她额头包扎伤口的棉布刚刚才换过,映在朦胧月色之下,让整个人透出一股病弱的模样。

        指腹下的脸蛋温热,孟均细细瞧了半晌,确定她睡熟了,方才又靠近了些。

        他拿起放在枕边的伤药,轻轻旋开盖子。

        早前替她后背上药时,孟均就想将她手上那几道小口也一并处理了。可李阮棠大大咧咧的,非说女子没那么娇气,那点小伤用不着涂药。
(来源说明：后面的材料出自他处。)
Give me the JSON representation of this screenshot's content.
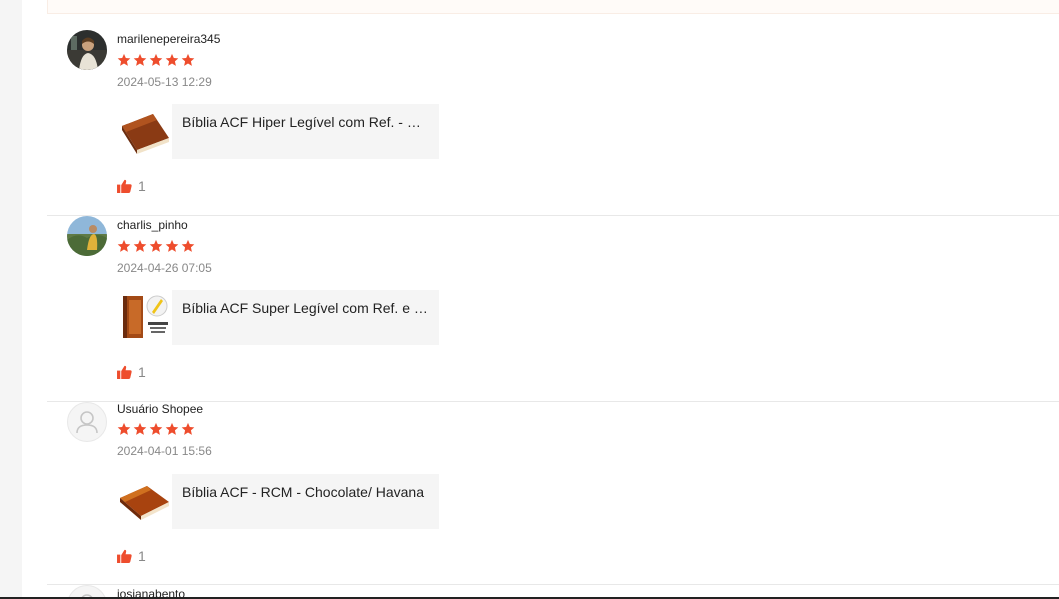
{
  "colors": {
    "star": "#ee4d2d",
    "like": "#ee4d2d",
    "muted": "#888888"
  },
  "reviews": [
    {
      "username": "marilenepereira345",
      "rating": 5,
      "date": "2024-05-13 12:29",
      "product": "Bíblia ACF Hiper Legível com Ref. - Marrom",
      "likes": "1"
    },
    {
      "username": "charlis_pinho",
      "rating": 5,
      "date": "2024-04-26 07:05",
      "product": "Bíblia ACF Super Legível com Ref. e Marcadores",
      "likes": "1"
    },
    {
      "username": "Usuário Shopee",
      "rating": 5,
      "date": "2024-04-01 15:56",
      "product": "Bíblia ACF - RCM - Chocolate/ Havana",
      "likes": "1"
    },
    {
      "username": "josianabento"
    }
  ]
}
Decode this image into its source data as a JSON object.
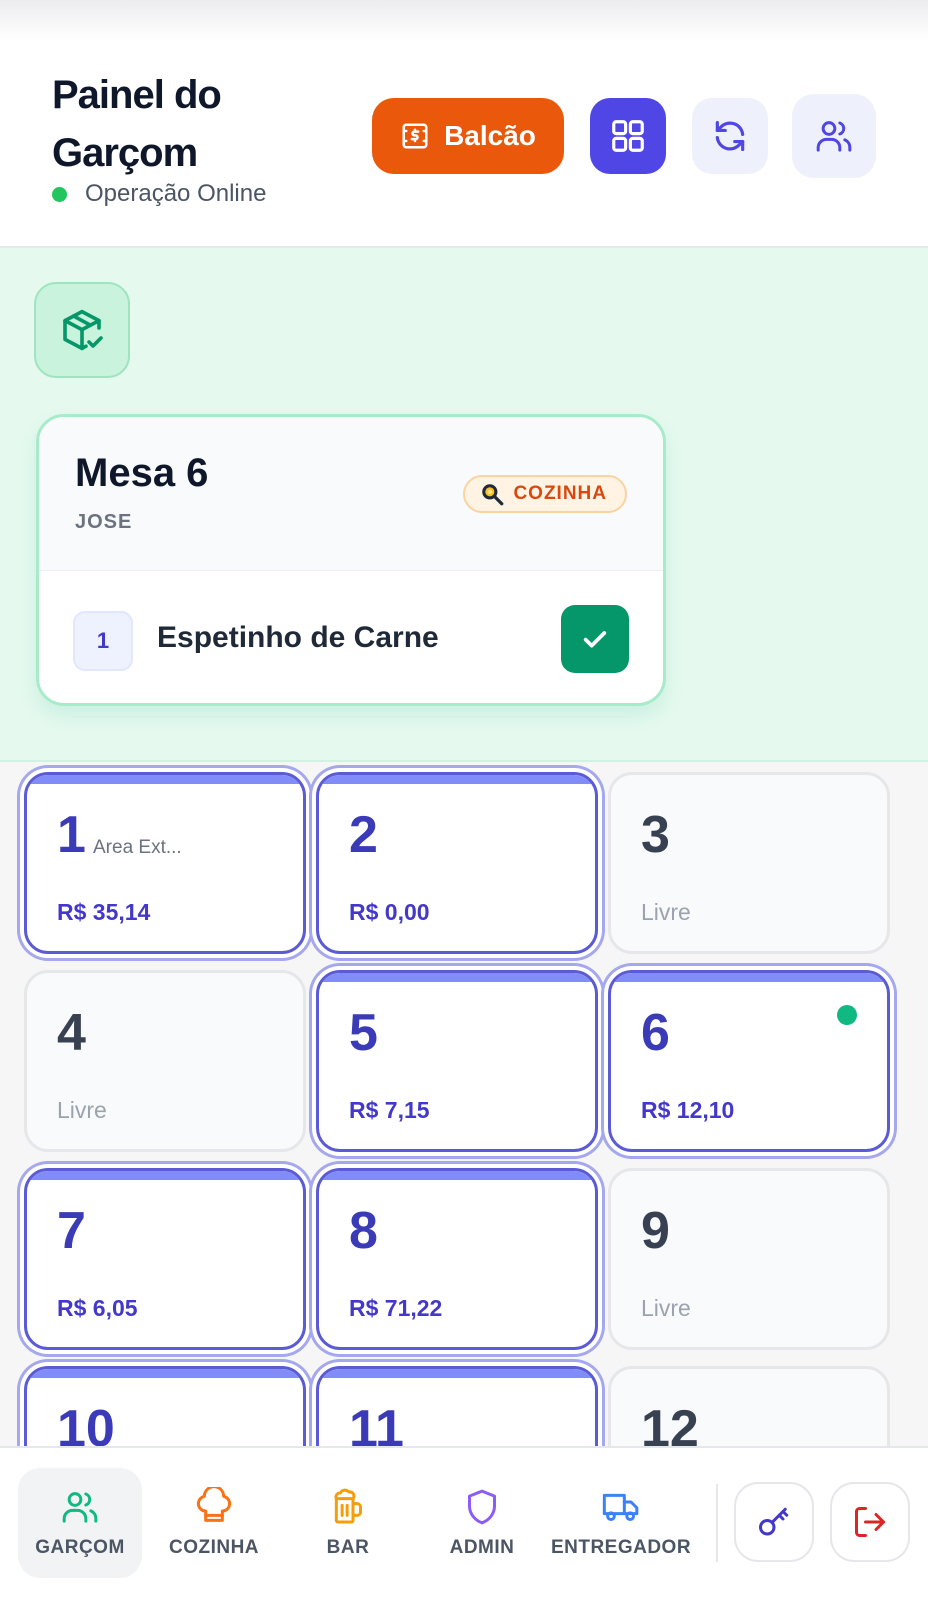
{
  "header": {
    "title": "Painel do Garçom",
    "status_text": "Operação Online",
    "balcao_label": "Balcão"
  },
  "ready_order": {
    "title": "Mesa 6",
    "customer": "JOSE",
    "badge": "COZINHA",
    "items": [
      {
        "qty": "1",
        "name": "Espetinho de Carne"
      }
    ]
  },
  "tables": [
    {
      "number": "1",
      "area": "Area Ext...",
      "value": "R$ 35,14",
      "status": "occupied"
    },
    {
      "number": "2",
      "area": "",
      "value": "R$ 0,00",
      "status": "occupied"
    },
    {
      "number": "3",
      "area": "",
      "value": "Livre",
      "status": "free"
    },
    {
      "number": "4",
      "area": "",
      "value": "Livre",
      "status": "free"
    },
    {
      "number": "5",
      "area": "",
      "value": "R$ 7,15",
      "status": "occupied"
    },
    {
      "number": "6",
      "area": "",
      "value": "R$ 12,10",
      "status": "occupied",
      "ready": true
    },
    {
      "number": "7",
      "area": "",
      "value": "R$ 6,05",
      "status": "occupied"
    },
    {
      "number": "8",
      "area": "",
      "value": "R$ 71,22",
      "status": "occupied"
    },
    {
      "number": "9",
      "area": "",
      "value": "Livre",
      "status": "free"
    },
    {
      "number": "10",
      "area": "",
      "value": "",
      "status": "occupied"
    },
    {
      "number": "11",
      "area": "",
      "value": "",
      "status": "occupied"
    },
    {
      "number": "12",
      "area": "",
      "value": "",
      "status": "free"
    }
  ],
  "bottom_nav": {
    "items": [
      {
        "label": "GARÇOM",
        "icon": "users-icon",
        "color": "#10b981",
        "active": true
      },
      {
        "label": "COZINHA",
        "icon": "chef-hat-icon",
        "color": "#f97316"
      },
      {
        "label": "BAR",
        "icon": "beer-icon",
        "color": "#f59e0b"
      },
      {
        "label": "ADMIN",
        "icon": "shield-icon",
        "color": "#8b5cf6"
      },
      {
        "label": "ENTREGADOR",
        "icon": "truck-icon",
        "color": "#3b82f6"
      }
    ],
    "actions": [
      {
        "icon": "key-icon",
        "color": "#4338ca"
      },
      {
        "icon": "logout-icon",
        "color": "#dc2626"
      }
    ]
  },
  "colors": {
    "primary": "#4f46e5",
    "balcao": "#ea580c",
    "success": "#059669",
    "online": "#22c55e"
  }
}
        小郎君低低哼了一声,握住她的手腕放在自己膝上,细细抹了几遍伤药。

        谁说小伤就不用涂药了,他可听说之前与魏姐姐订过亲的那家公子,便是不小心踩到了生锈的铁钉,高热了几日最后骨化形销。

        他虽不懂医理,但也知伤无大小。

        涂好药的小郎君握着李阮棠的手,借着月色认认真真检查了几遍。她摘花时划破了手,可送给他的花环上,却没有一根小刺。

        其实,她也挺细心的。

        孟均眉眼弯弯,总归是拿人手短。小郎君鼓起腮帮子,温温吹在她的伤口,也算是礼尚往来。

        做完这一切,他才心满意足地重新躺在枕上。不一会便跟昨晚一样,迷迷糊糊地又滚进了李阮棠怀里。